Knowledge and the City: Redefining Islamic Urbanism, 762–1067

My dissertation-to-book project reveals how early Islamic thinkers understood the development of cities, the function of urban administration, and the application of law. By examining medieval Islamic philosophical and political texts, I argue that the rapid urbanization of the Islamic world in its first five centuries can be attributed in part to the development of a class of legal scholars who functioned as independent urban administrators. The project contributes to Islamic intellectual history, Islamic material histories, and histories of premodern urbanism.

I am currently preparing this manuscript for submission to academic presses in Fall 2026.

Al-Farabi’s cumulative model of human associations.


Archival clipping from the personal papers of the architect William Tapia Chuaquí of an advertisement for Madeco copper company featuring La Mezquita As-Salam (labelled ‘La Mezquita al-Nur’), originally printed in El Mercurio June 20, 1991. Courtesy of William Tapia Chuaquí.

Independent and/or Instrumentalized: Surveying Mosque Architecture in Chile (1986–2006)

Whether independent or instrumentalized, the case of Chile’s three mosques allows us an architectural lens through which to examine the diversity of actors who employ, often via novel means, Islamic architecture for their own ends. To fully understand the potency and valences of mosque architecture in the twentieth-first century – when architecture and its origins are constantly reinterpreted and reimagined – it is necessary to treat the mosque as a flexible carrier of meaning and form, always the product of its many actors.

This article will be published by the University of Chicago Press in Fall 2025 in the volume Islamic and Islamicate Architecture in the Americas: Transregional Dialogues and Manifestations (edited by Caroline ‘Olivia’ Wolf).


Quṣayr ʿAmra

The Umayyad prince al-Walid ibn Yazid ibn ʿAbd al-Malik (later the caliph “al-Walid II”) was known during and after his life as a hedonist. His most famous architectural commission, Quṣayr ʿAmra—with its frescoes of nude women and animals playing music—seems to corroborate this reputation. But a closer look at the structure’s site and decorative program reveals how an Umayyad prince imagined the world and his place in it.

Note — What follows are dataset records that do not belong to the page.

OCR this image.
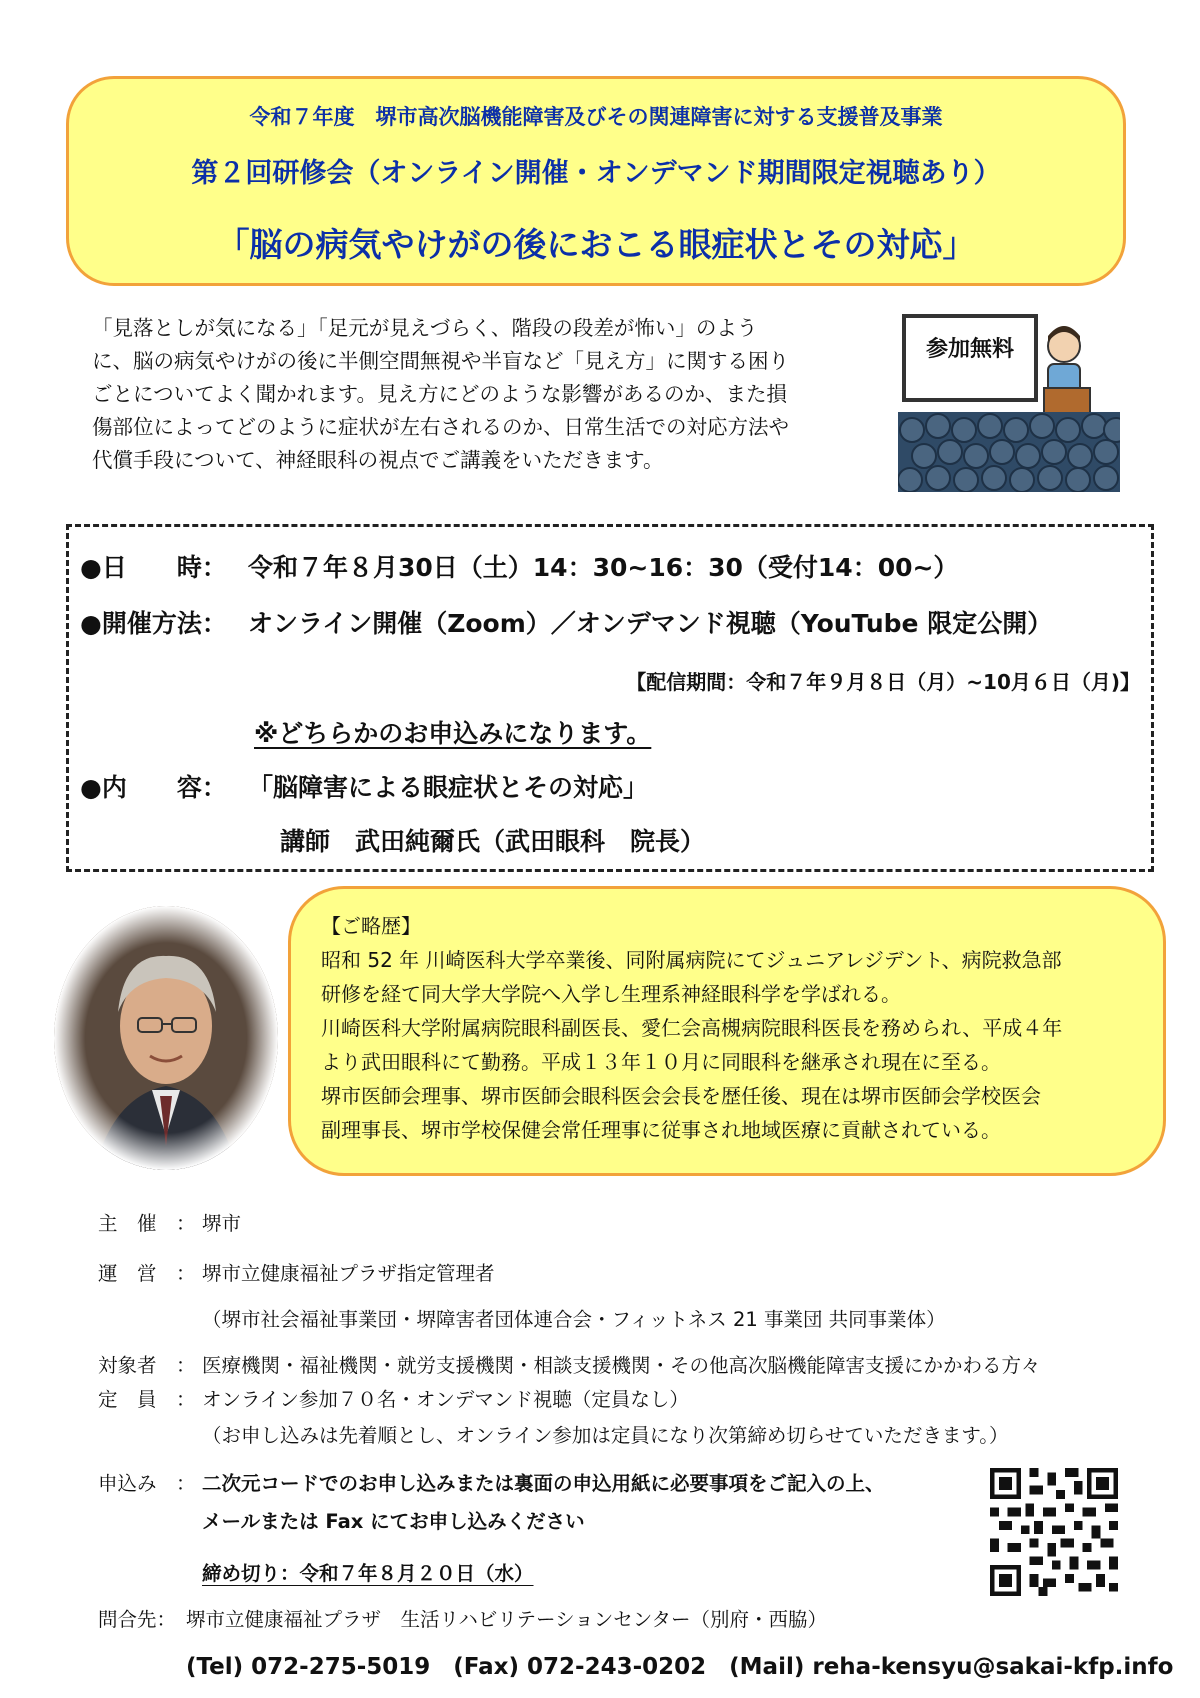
令和７年度　堺市高次脳機能障害及びその関連障害に対する支援普及事業
第２回研修会（オンライン開催・オンデマンド期間限定視聴あり）
「脳の病気やけがの後におこる眼症状とその対応」
「見落としが気になる」「足元が見えづらく、階段の段差が怖い」のよう
に、脳の病気やけがの後に半側空間無視や半盲など「見え方」に関する困り
ごとについてよく聞かれます。見え方にどのような影響があるのか、また損
傷部位によってどのように症状が左右されるのか、日常生活での対応方法や
代償手段について、神経眼科の視点でご講義をいただきます。
参加無料
●日　　時： 令和７年８月30日（土）14：30~16：30（受付14：00~）
●開催方法： オンライン開催（Zoom）／オンデマンド視聴（YouTube 限定公開）
【配信期間：令和７年９月８日（月）~10月６日（月)】
※どちらかのお申込みになります。
●内　　容： 「脳障害による眼症状とその対応」
講師　武田純爾氏（武田眼科　院長）
【ご略歴】
昭和 52 年 川崎医科大学卒業後、同附属病院にてジュニアレジデント、病院救急部
研修を経て同大学大学院へ入学し生理系神経眼科学を学ばれる。
川崎医科大学附属病院眼科副医長、愛仁会高槻病院眼科医長を務められ、平成４年
より武田眼科にて勤務。平成１３年１０月に同眼科を継承され現在に至る。
堺市医師会理事、堺市医師会眼科医会会長を歴任後、現在は堺市医師会学校医会
副理事長、堺市学校保健会常任理事に従事され地域医療に貢献されている。
主　催　： 堺市
運　営　： 堺市立健康福祉プラザ指定管理者
（堺市社会福祉事業団・堺障害者団体連合会・フィットネス 21 事業団 共同事業体）
対象者　： 医療機関・福祉機関・就労支援機関・相談支援機関・その他高次脳機能障害支援にかかわる方々
定　員　： オンライン参加７０名・オンデマンド視聴（定員なし）
（お申し込みは先着順とし、オンライン参加は定員になり次第締め切らせていただきます。）
申込み　： 二次元コードでのお申し込みまたは裏面の申込用紙に必要事項をご記入の上、
メールまたは Fax にてお申し込みください
締め切り：令和７年８月２０日（水）
問合先： 堺市立健康福祉プラザ　生活リハビリテーションセンター（別府・西脇）
(Tel) 072-275-5019　(Fax) 072-243-0202　(Mail) reha-kensyu@sakai-kfp.info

I recently published this piece of public scholarship on Smarthistory.

“Bathing beauty,” fresco on west wall of reception hall (detail), Quṣayr ʿAmra, Jordan, 724–744 C.E. (Umayyad), stone masonry, interior decorated with wall frescoes and mosaic floors, patron: the prince al-Walid ibn Yazid ibn ʿAbd al-Malik (photo: MCID Columbia University)


Sphero-conical vessel, probably from Egypt, tenth–twelfth century. Earthenware, molded; height: 4 ₃/₄ inches (12.06 cm); Los Angeles County Museum of Art, the Madina Collection of Islamic Art, gift of Camilla Chandler Frost (M.2002.1.126). (Photo: Courtney Lesoon)

The Sphero-conical as Apothecary Vessel: An Argument for Dedicated Use

Sphero-conical vessels are ubiquitous in the archaeological record, but their intended use has remained a conundrum. Faced with a seemingly contradictory body of evidence, scholars have concluded that the sphero-conical vessel must have been a multi-use object. I disagree. This study offers a theory of dedicated use: the sphero-conical vessel was intended and produced to store pharmaceuticals, specifically apothecary compounds in personal-use dosages.